- Born: 1964 (age 61–62) Uganda
- Citizenship: Uganda
- Education: Makerere University (Bachelor of Medicine and Bachelor of Surgery) (Master of Medicine in Surgery) College of Surgeons of East, Central and Southern Africa (Fellow of the College of Surgeons of East, Central and Southern Africa) University of Cape Town (Diploma in International Research Ethics)
- Occupations: Surgeon, researcher, academic
- Years active: 1996 - present
- Known for: Medical administration
- Title: Principal of Makerere University College of Health Sciences

= Charles Ibingira =

Ugandan academic

Professor Charles Ibingira is a Ugandan surgeon, academic and medical administrator. He is the Principal of Makerere University College of Health Sciences. He was appointed to that position in November 2015, on a four-year renewable contract. He has previously served as the Dean of Makerere University School of Biomedical Sciences, from 2010 until 2014.

==Background and education==
He was born in the Toro sub-region of the Western Region of Uganda, circa 1964. After attending local elementary and secondary schools, he was admitted to Makerere University School of Medicine, a component of the Makerere University College of Health Sciences. He graduated in 1988, with a Bachelor of Medicine and Bachelor of Surgery degree. Later, in 1996, he obtained a Master of Medicine degree in general surgery, from the same university.

He is a Fellow of the College of Surgeons of East, Central and Southern Africa (COSECSA), and was elected in 2003. He also holds a Diploma in International Research Ethics, awarded by the University of Cape Town, in 2007.

==Career==
Charles Ibingira has taken on increasing responsibility at Makerere College of Health Sciences, both clinically and administratively, starting in 1996, following his graduation with a master's degree in General Surgery.

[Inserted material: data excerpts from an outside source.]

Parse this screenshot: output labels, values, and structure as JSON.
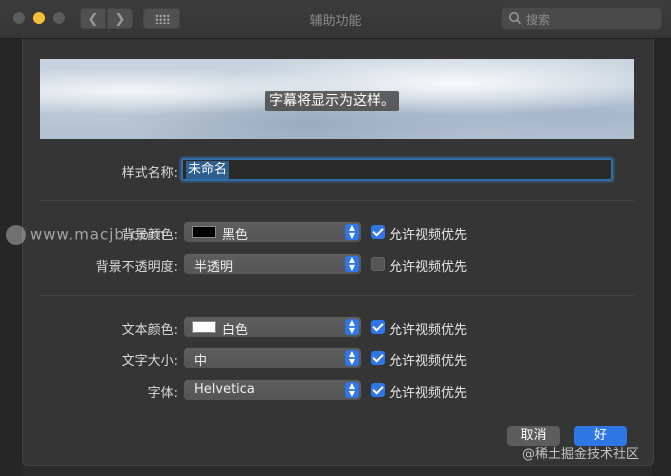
{
  "window": {
    "title": "辅助功能"
  },
  "search": {
    "placeholder": "搜索"
  },
  "preview": {
    "caption": "字幕将显示为这样。"
  },
  "form": {
    "style_name_label": "样式名称:",
    "style_name_value": "未命名",
    "rows": [
      {
        "label": "背景颜色:",
        "value": "黑色",
        "swatch": "#000000",
        "allow_video": true
      },
      {
        "label": "背景不透明度:",
        "value": "半透明",
        "allow_video": false
      },
      {
        "label": "文本颜色:",
        "value": "白色",
        "swatch": "#ffffff",
        "allow_video": true
      },
      {
        "label": "文字大小:",
        "value": "中",
        "allow_video": true
      },
      {
        "label": "字体:",
        "value": "Helvetica",
        "allow_video": true
      }
    ],
    "allow_video_label": "允许视频优先"
  },
  "buttons": {
    "cancel": "取消",
    "ok": "好"
  },
  "watermarks": {
    "left": "www.macjb.com",
    "right": "@稀土掘金技术社区"
  },
  "colors": {
    "accent": "#2f77e6",
    "window_bg": "#353535"
  }
}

He worked as a surgeon in a clinical setting. Academically, he started out as a lecturer, rising through the ranks to Associate Professor in the Department of Anatomy, at the Makerere University School of Biomedical Sciences, and eventually being appointed as the Dean of that school.

He is credited with spearheading the establishment of university programs in Biomedical Engineering and Biomedical Sciences at Makerere University. He has also actively worked to recruit and train faculty for these and other programs. Dr. Ibingira is a senior researcher in surgery, anatomy, and bioethics.

==Other considerations==
Professor Charles Ibingira is the proprietor, founder and executive director of Life Line International Hospital, a private surgical medical facility located in the neighborhood called Zana, in Ssabagabo Municipality, along the Kampala-Entebbe Road. The hospital was opened in December 2018.